Взять хотя бы этот идиотский демонтаж; казалось бы, радоваться должны – полстраны надо отстраивать, там, я себе представляю, каждый гвоздь сейчас на счету. А мы что делаем! Вместо исправного промышленного оборудования отправляем домой черт знает что, брикабрак[47] какой-то – и всем наплевать! Я вот только что солдату этому говорю – нельзя так обращаться с кабелем, он потом выйдет из строя, где-то будет авария, остановятся машины... А он мне в ответ: «Нам-то что!» Ты можешь себе представить, чтобы немец так ответил? Или англичанин, или француз? Хотя жить я не хочу ни среди англичан, ни среди французов, – а вот к русским тянет. Иной раз и сам не понимаешь, за что нас можно любить; черт его знает – свое, вот и любишь! А власть – да какое мне до нее дело? Какое мне дело до того, что Россия сейчас называется «Советским Союзом», Германия вот какое-то время называлась «Третьим рейхом», ну и что? Не скажу, что от подобных переименований временно не меняется характер страны, но убежден, что главное – вечное – остается неизменным и рано или поздно восстанавливается... Поэтому, если мне разрешат вернуться, я буду вполне лояльным гражданином, законов постараюсь не нарушать, а никакой «любви к власти» от меня требовать не надо. Кстати, это и не в наших национальных традициях, насколько мне известно...

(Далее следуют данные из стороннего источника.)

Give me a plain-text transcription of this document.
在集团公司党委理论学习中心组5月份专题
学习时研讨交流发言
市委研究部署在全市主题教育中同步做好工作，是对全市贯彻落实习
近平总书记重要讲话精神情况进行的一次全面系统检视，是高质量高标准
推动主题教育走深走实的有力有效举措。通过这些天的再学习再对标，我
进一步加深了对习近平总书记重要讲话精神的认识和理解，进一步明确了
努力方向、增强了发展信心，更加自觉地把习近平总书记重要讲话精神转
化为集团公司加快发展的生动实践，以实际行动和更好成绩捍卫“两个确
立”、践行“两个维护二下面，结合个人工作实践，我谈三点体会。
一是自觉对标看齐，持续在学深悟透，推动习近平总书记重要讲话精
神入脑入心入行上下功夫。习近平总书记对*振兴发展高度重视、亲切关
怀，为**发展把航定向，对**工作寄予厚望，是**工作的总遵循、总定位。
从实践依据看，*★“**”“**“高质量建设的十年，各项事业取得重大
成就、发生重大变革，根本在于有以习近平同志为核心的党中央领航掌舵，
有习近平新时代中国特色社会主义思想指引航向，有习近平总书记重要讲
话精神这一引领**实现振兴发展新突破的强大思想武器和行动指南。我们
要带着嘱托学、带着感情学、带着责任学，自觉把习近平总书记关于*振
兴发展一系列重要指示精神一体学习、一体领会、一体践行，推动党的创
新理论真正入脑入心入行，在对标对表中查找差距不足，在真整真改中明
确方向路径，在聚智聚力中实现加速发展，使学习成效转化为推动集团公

– Ладно, Кирилл, не будем отвлекаться. Сейчас надо решать, и решать быстро. Я бы еще поняла, если бы ты сказал: «Я без советской власти дня не смогу прожить», но если...

– Да без нее-то проживу, пропади она пропадом, – перебил Болховитинов, – мне без России не прожить! Что же делать, если так получилось, что их теперь не разделить, сам народ себя от власти не отделяет, вот что самое нелепое.

– Да ни в какую «Россию» тебя сейчас никто не пустит, пойми ты наконец, какое им дело – можешь ты без нее прожить или не можешь! Ты для них в лучшем случае немецкий пособник, а в худшем – агент гестапо или я уж не знаю там чей, американский, французский, черта, дьявола! Если даже самому Дядесаше намекнули, что в твое дело ему лучше не вмешиваться, – неужели тебе это ни о чем не говорит? Уж будь уверен, найдут, в чем обвинить! Поэтому я и говорю – давай уедем пока, сбежим, Дядясаша слышал в Москве, что эмигрантам будут возвращать советское гражданство – тогда пожалуйста, но сейчас-то зачем тебе подставлять голову?

– Танечка, ты действительно чего-то не понимаешь. Ну подумай сама – предположим, я сейчас сбегу. Ведь это значит – признать справедливыми все обвинения в свой адрес!

– Ну и что?

– Как это, «ну и что»? Хорошенькое дело – взять и обесчестить себя!

– Перед кем? Перед этим хамьем, которое вообще не знает, что такое честь?

– Но мы-то с тобой знаем, – спокойно возразил Болховитинов. – Бесчестный поступок остается бесчестным независимо от того, перед кем он совершен.

– Да что же тут «бесчестного» – уйти от незаслуженного наказания?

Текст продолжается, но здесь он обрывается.